エンジニア部の皆の写真が挟まれています。私は気崩した制服で笑っていて、なんだか気分が悪くなりました。それが随分と奇妙に感じて、私は自らの服を改めて見ました。
見慣れた服です。
私は「」がこの服を着ている姿を想像しました。同じ服装の「」は、しかし豊見コトリよりもずっと魅力的に思えます。
私はなんだか頬が熱くなって、再び作業机に向き合いました。
ノートにしみがついています。
私は鳴り響く着信音を無視していることに気がつきました。
慌てて端末を開くと、見覚えのある名前が写り込んでいましたから、私は電源を落として、ふと自分の行動が奇妙であることに気がつきました。
ノートを開くと、しみがついています。
インクが滲んでいるのでしょう、筆跡が濃く、太く刻まれたその表面は少し汚れてくすんでいます。
読み進めるうちに、非常にまずいと感じてきます。
豊見コトリの状態はかなり悪化しています。

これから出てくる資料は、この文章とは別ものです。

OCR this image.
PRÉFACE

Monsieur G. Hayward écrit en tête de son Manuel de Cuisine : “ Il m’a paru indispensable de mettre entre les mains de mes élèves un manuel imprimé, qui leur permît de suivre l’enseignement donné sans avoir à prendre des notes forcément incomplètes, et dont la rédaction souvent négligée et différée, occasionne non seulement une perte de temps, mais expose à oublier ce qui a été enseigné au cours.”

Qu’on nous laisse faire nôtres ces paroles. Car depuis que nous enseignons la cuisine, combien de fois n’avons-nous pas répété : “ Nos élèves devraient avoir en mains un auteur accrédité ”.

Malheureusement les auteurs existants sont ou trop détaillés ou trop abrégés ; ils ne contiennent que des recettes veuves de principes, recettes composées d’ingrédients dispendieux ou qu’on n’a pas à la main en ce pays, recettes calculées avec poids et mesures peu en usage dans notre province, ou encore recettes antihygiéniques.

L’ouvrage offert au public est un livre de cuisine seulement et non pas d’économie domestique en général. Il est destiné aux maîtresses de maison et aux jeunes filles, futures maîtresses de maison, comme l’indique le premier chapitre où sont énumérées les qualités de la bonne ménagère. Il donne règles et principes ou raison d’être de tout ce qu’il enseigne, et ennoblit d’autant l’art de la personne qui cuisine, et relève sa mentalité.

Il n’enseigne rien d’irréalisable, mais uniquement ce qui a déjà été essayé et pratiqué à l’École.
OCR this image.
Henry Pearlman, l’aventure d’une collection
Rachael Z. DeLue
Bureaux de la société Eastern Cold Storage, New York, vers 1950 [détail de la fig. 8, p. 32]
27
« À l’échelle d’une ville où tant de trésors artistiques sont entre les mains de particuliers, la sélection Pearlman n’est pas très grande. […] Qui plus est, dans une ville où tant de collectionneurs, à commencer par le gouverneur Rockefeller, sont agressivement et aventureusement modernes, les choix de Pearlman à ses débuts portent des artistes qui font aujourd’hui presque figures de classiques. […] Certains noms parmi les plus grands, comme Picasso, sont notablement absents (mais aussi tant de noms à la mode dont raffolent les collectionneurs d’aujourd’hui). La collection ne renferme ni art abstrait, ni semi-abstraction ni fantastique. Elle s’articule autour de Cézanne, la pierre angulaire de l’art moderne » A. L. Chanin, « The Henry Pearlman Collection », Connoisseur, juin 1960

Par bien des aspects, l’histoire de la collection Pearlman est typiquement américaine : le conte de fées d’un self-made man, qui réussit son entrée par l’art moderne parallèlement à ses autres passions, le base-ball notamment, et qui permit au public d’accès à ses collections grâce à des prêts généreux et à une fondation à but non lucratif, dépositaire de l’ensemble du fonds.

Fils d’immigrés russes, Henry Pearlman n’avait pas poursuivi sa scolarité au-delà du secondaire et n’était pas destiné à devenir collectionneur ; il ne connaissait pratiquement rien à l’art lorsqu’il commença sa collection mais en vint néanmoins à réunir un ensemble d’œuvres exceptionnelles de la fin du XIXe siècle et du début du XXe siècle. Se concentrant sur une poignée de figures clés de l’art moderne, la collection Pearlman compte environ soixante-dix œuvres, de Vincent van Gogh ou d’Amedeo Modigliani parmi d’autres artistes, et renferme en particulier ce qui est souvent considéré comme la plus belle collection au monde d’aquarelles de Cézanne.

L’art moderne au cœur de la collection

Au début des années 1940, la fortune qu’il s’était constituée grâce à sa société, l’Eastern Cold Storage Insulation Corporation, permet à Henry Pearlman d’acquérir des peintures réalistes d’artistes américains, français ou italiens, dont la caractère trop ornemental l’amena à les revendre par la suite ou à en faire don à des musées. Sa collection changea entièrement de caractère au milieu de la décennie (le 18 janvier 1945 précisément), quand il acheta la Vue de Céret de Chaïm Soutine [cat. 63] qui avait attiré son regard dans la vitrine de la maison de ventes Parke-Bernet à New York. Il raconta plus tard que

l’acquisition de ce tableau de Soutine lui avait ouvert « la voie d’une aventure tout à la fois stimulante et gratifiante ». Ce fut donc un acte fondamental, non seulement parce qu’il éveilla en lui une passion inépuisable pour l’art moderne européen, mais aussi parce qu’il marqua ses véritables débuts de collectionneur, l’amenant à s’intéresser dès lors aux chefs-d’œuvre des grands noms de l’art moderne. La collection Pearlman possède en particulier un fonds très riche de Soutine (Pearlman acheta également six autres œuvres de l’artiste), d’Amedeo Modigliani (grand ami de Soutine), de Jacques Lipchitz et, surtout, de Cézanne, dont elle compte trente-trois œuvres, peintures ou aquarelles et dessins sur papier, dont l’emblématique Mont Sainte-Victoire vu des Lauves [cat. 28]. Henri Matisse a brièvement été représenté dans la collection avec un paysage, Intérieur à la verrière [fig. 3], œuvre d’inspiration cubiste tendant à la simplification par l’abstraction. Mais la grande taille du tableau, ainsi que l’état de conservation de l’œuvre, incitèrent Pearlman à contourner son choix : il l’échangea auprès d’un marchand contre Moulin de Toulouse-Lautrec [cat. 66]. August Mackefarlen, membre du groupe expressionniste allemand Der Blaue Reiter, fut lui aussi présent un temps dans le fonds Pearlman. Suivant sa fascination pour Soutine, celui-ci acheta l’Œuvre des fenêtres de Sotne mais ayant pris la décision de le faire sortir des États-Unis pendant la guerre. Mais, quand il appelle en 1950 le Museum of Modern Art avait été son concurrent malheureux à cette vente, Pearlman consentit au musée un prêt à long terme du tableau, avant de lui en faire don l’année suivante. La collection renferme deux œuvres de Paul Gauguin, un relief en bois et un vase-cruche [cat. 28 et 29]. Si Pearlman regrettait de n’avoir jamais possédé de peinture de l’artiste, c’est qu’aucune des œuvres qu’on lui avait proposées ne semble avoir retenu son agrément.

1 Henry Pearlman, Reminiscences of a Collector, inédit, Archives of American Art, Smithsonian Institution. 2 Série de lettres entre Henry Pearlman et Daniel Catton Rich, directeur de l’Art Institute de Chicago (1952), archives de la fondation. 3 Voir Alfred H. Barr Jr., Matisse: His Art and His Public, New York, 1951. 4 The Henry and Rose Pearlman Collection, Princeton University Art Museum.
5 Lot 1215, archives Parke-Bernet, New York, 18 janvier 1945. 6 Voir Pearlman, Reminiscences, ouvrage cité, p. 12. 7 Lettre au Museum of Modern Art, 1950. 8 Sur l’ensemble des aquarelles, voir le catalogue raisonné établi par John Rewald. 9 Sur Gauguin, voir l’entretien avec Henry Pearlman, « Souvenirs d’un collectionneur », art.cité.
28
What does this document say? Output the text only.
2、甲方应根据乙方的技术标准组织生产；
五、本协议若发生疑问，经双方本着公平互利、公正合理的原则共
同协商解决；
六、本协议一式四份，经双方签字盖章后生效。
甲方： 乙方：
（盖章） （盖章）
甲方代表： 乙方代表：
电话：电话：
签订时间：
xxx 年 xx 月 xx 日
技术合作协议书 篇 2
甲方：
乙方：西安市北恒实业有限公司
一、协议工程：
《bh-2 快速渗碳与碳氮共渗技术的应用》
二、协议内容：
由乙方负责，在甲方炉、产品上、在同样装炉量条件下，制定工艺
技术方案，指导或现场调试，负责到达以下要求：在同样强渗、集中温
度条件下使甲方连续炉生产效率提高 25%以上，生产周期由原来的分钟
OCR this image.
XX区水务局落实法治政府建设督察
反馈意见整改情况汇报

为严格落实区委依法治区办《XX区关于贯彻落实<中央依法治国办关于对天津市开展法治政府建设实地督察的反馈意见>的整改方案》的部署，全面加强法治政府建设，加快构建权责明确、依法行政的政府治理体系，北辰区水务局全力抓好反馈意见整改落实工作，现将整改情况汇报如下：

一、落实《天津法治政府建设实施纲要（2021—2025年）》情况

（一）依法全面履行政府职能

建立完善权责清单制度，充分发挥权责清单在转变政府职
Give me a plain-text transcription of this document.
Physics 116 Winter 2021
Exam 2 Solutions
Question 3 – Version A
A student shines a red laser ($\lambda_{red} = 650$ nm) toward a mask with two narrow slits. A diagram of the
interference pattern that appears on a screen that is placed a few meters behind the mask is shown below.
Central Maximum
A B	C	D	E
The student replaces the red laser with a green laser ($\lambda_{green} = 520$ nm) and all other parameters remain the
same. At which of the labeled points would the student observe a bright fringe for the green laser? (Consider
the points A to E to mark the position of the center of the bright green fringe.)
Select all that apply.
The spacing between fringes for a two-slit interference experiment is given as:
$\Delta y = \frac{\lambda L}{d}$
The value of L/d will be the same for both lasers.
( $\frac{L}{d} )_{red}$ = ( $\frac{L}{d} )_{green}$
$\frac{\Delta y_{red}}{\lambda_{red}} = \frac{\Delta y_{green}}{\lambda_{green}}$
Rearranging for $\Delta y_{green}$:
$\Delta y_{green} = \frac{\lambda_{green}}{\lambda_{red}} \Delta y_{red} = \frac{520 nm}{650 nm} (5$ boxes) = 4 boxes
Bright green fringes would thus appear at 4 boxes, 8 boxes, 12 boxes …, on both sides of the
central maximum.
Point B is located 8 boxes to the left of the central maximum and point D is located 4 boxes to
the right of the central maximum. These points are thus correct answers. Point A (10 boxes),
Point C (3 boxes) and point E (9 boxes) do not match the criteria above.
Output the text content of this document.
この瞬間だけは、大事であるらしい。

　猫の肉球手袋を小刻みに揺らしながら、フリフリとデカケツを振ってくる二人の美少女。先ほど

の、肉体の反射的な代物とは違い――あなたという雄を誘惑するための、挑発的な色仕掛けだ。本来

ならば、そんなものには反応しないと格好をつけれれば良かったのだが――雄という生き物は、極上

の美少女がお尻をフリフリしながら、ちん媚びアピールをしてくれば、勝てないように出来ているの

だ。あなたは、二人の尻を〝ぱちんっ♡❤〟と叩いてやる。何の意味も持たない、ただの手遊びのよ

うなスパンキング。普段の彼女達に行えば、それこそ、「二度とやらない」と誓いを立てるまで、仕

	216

「」の行動を模倣するうちに、どうやら自他の境界線が曖昧になってきているようで、内容が支離滅裂な部分がいくつも見受けられました。
しかしそれよりも問題なのは、私がそれでも彼女の模倣をやめたくないと思っていることです。より言うならば、私はもっと彼女に近づきたいのです。
このことを否定する理論、理屈、言い回しは、ノートに山のように積み上がっていました。もちろん私自らの筆跡でです。
最近の出来事を確認できる範囲で把握したところ、私はエンジニア部の皆に随分と心配されているようです。まだどれほど危険な状況かはっきりとは伝わっていないようですが、さまざまな点から異常であることが伝わっているはずです。
それでも私は豊見コトリという存在が足りていないと思いました。
やや狂気めいてきた自らの思考に戦慄しながら、私の腕はペンを握り、私のノートは新しいものに変わり、そしてインクがページに染み込んでいきます。
今日の内容ですが、読めません。文章を理解することができないのです。
思わず笑みが漏れました。理由のわからない笑みでした。もしかすると文章の内容を想起した豊見コトリが笑ったのかもしれませんが、私にはさっぱり理解できない笑みでした。
ノートを書き終えた私は病院に連絡しました。
誰にも知られないように、ひっそりと。
私の机に空になった薬の包装が残っていることに、ふと気がつきました。
私は気がついたことに気がついたので、穏やかな気持ちで薬と水を飲み込みました。
けれどそのせいで「」が遠ざかったように思って、寂しくて、涙がこぼれます。
そんなはずもないんですけれどね、豊見コトリにはもちろんわかっていました。
私は豊見コトリという少女が好きだし笑っていて欲しいのでもっと幸せな話を書きたいです。